In this globalized economy, the right VMS solution can help companies work more efficiently, handle more details easily, and save time and money by streamlining processes. It can also save them as much as 20 or even 30 percent in labor and internal costs, according to Richard B. Renckly in his book Human Resources. Some of the benefits of the right VMS solution include:

  • A streamlined and transparent requisition approval process
  • Reduction in time-to-hire timelines
  • Standardization and centralization of billing rates, payment options, invoicing, and contracts
  • Ability to manage vendors and their work
  • Enhanced security and compliance management
  • Visibility into non-sanctioned spending and “scope creep”
  • Standardization of administrative processes like filing resumes, tax forms, certifications, IDs, etc.
  • Integration with the company’s Information Computer Technology (ICT) and its Enterprise Resource Planning programs - no more siloed information that should be working together
  • Insight into supplier, vendor, and contingent workforce performance
  • Critical paper trails and tracking in case of audits
  • Portals for contractors for ease of communication
  • Mitigation of risk and compliance assurance

Companies can host or manage a vendor management system in three ways: in-house, via shared management services (SMS) in which the company works with a VMS provider to share the management, or with a managed service provider (MSP) model, in which the solution is outsourced completely. The graphic below highlights some features of each:

 

Top Features to Weigh When Considering a Vendor Management System

 

How do you know which vendor management system is right for your company? You’ll likely have industry-specific requirements to add, but this list highlights the top features a strong, integrated vendor management system should provide.

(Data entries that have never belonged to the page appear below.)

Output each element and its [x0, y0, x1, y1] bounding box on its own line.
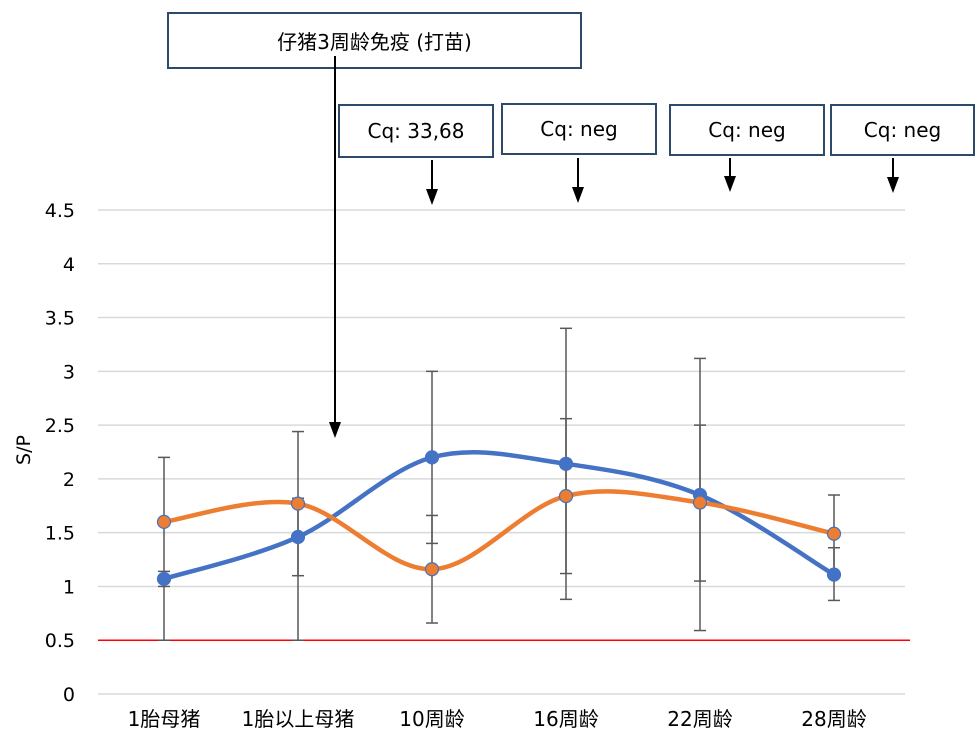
- cq-arrow-head-10w: [426, 189, 438, 205]
- data-point-0: [826, 567, 842, 582]
- cq-arrow-line-28w: [892, 158, 894, 178]
- cq-label-22w: Cq: neg: [708, 118, 786, 142]
- y-tick-label: 0: [63, 684, 75, 706]
- x-tick-label: 1胎以上母猪: [242, 707, 355, 731]
- error-bars: [158, 327, 840, 641]
- y-tick-label: 4: [63, 254, 75, 276]
- cq-box-10w: Cq: 33,68: [338, 104, 494, 158]
- cq-arrow-head-28w: [887, 177, 899, 193]
- data-point-1: [424, 562, 440, 577]
- y-tick-label: 3: [63, 361, 75, 383]
- cq-box-22w: Cq: neg: [669, 104, 825, 156]
- cq-label-28w: Cq: neg: [863, 118, 942, 142]
- data-point-0: [156, 571, 172, 587]
- data-point-0: [558, 456, 574, 471]
- cq-arrow-line-10w: [431, 160, 433, 192]
- data-point-1: [826, 526, 842, 541]
- cq-label-16w: Cq: neg: [540, 117, 618, 141]
- series-line-1: [161, 489, 837, 572]
- x-tick-label: 10周龄: [399, 707, 464, 731]
- data-point-1: [156, 514, 172, 530]
- y-tick-label: 1: [63, 576, 75, 598]
- y-tick-label: 3.5: [45, 308, 75, 330]
- y-tick-label: 2: [63, 469, 75, 491]
- x-tick-label: 22周龄: [667, 707, 732, 731]
- data-point-0: [290, 529, 306, 545]
- vaccination-arrow-head: [329, 422, 341, 438]
- y-axis-label: S/P: [13, 435, 35, 465]
- x-tick-label: 1胎母猪: [128, 707, 201, 731]
- cq-box-28w: Cq: neg: [830, 104, 975, 156]
- series-lines: [161, 449, 837, 582]
- cq-arrow-line-22w: [729, 158, 731, 178]
- cq-arrow-head-16w: [572, 187, 584, 203]
- cq-label-10w: Cq: 33,68: [367, 119, 465, 143]
- cq-box-16w: Cq: neg: [501, 103, 657, 155]
- vaccination-annotation-text: 仔猪3周龄免疫 (打苗): [277, 30, 472, 54]
- vaccination-arrow-line: [334, 56, 336, 424]
- cq-arrow-line-16w: [577, 158, 579, 190]
- y-tick-labels: 0 0.5 1 1.5 2 2.5 3 3.5 4 4.5: [45, 200, 75, 706]
- data-points: [156, 450, 842, 587]
- data-point-1: [290, 496, 306, 511]
- vaccination-annotation-box: 仔猪3周龄免疫 (打苗): [167, 12, 582, 69]
- x-tick-label: 16周龄: [533, 707, 598, 731]
- data-point-1: [692, 495, 708, 510]
- series-line-0: [161, 449, 837, 582]
- y-tick-label: 1.5: [45, 523, 75, 545]
- data-point-0: [424, 450, 440, 465]
- data-point-1: [558, 488, 574, 504]
- cq-arrow-head-22w: [724, 176, 736, 192]
- y-tick-label: 0.5: [45, 630, 75, 652]
- x-tick-labels: 1胎母猪 1胎以上母猪 10周龄 16周龄 22周龄 28周龄: [128, 707, 867, 731]
- y-tick-label: 2.5: [45, 415, 75, 437]
- x-tick-label: 28周龄: [801, 707, 866, 731]
- y-tick-label: 4.5: [45, 200, 75, 222]
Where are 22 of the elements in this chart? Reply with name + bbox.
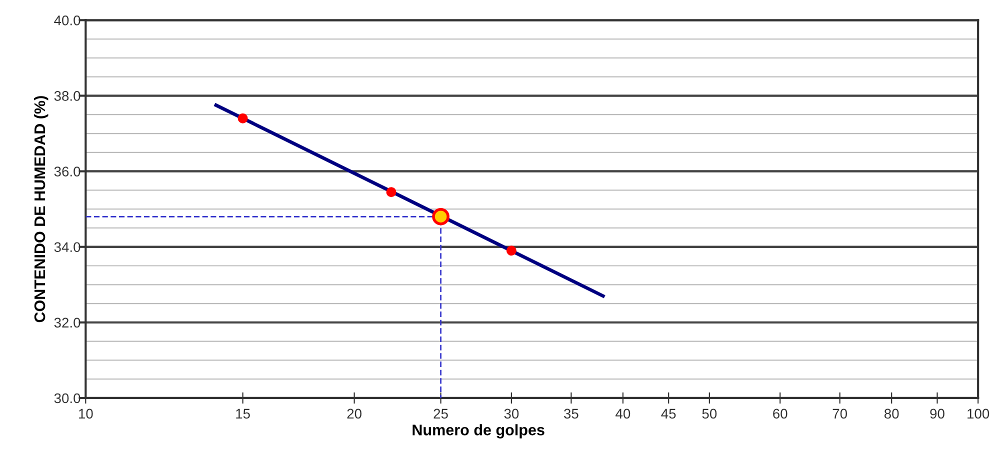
x-tick-label: 45 [661, 408, 676, 419]
y-tick-label: 40.0 [54, 15, 80, 26]
x-tick-label: 25 [434, 408, 448, 419]
y-tick-label: 38.0 [54, 91, 80, 101]
x-tick-label: 70 [832, 408, 848, 419]
x-tick-label: 60 [773, 408, 788, 419]
y-tick-label: 30.0 [54, 393, 80, 404]
x-tick-label: 40 [616, 408, 630, 419]
x-tick-label: 50 [702, 408, 717, 419]
x-tick-label: 30 [504, 408, 519, 419]
y-axis-title: CONTENIDO DE HUMEDAD (%) [34, 96, 48, 322]
x-tick-label: 80 [884, 408, 899, 419]
x-tick-label: 15 [236, 408, 250, 419]
x-tick-label: 100 [968, 408, 990, 419]
x-tick-label: 20 [347, 408, 362, 419]
y-tick-label: 34.0 [54, 242, 80, 252]
x-axis-title: Numero de golpes [412, 424, 544, 438]
x-tick-label: 35 [564, 408, 578, 419]
y-tick-label: 32.0 [54, 318, 80, 328]
x-tick-label: 90 [930, 408, 944, 419]
x-tick-label: 10 [78, 408, 93, 419]
y-tick-label: 36.0 [54, 166, 80, 176]
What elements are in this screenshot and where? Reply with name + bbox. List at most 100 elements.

A strong vendor management system can:

  • Handle and process requisitions
  • Manage time
  • Manage expenses
  • Handle payroll and invoicing
  • Deliver deep and tailored analytics and dashboards about vendor performance, time schedules, and other important data
  • Create predictive analytics to help predict future staffing needs, worker behavior, and market trends
  • Manage candidate information, vendor information, and vendor company information
  • Provide portals for vendors, to facilitate timesheets, expenses, invoicing, reporting, hours billed, and more
  • Consolidate billing
  • House and enable onboarding tools (drug screens, NDAs, etc.)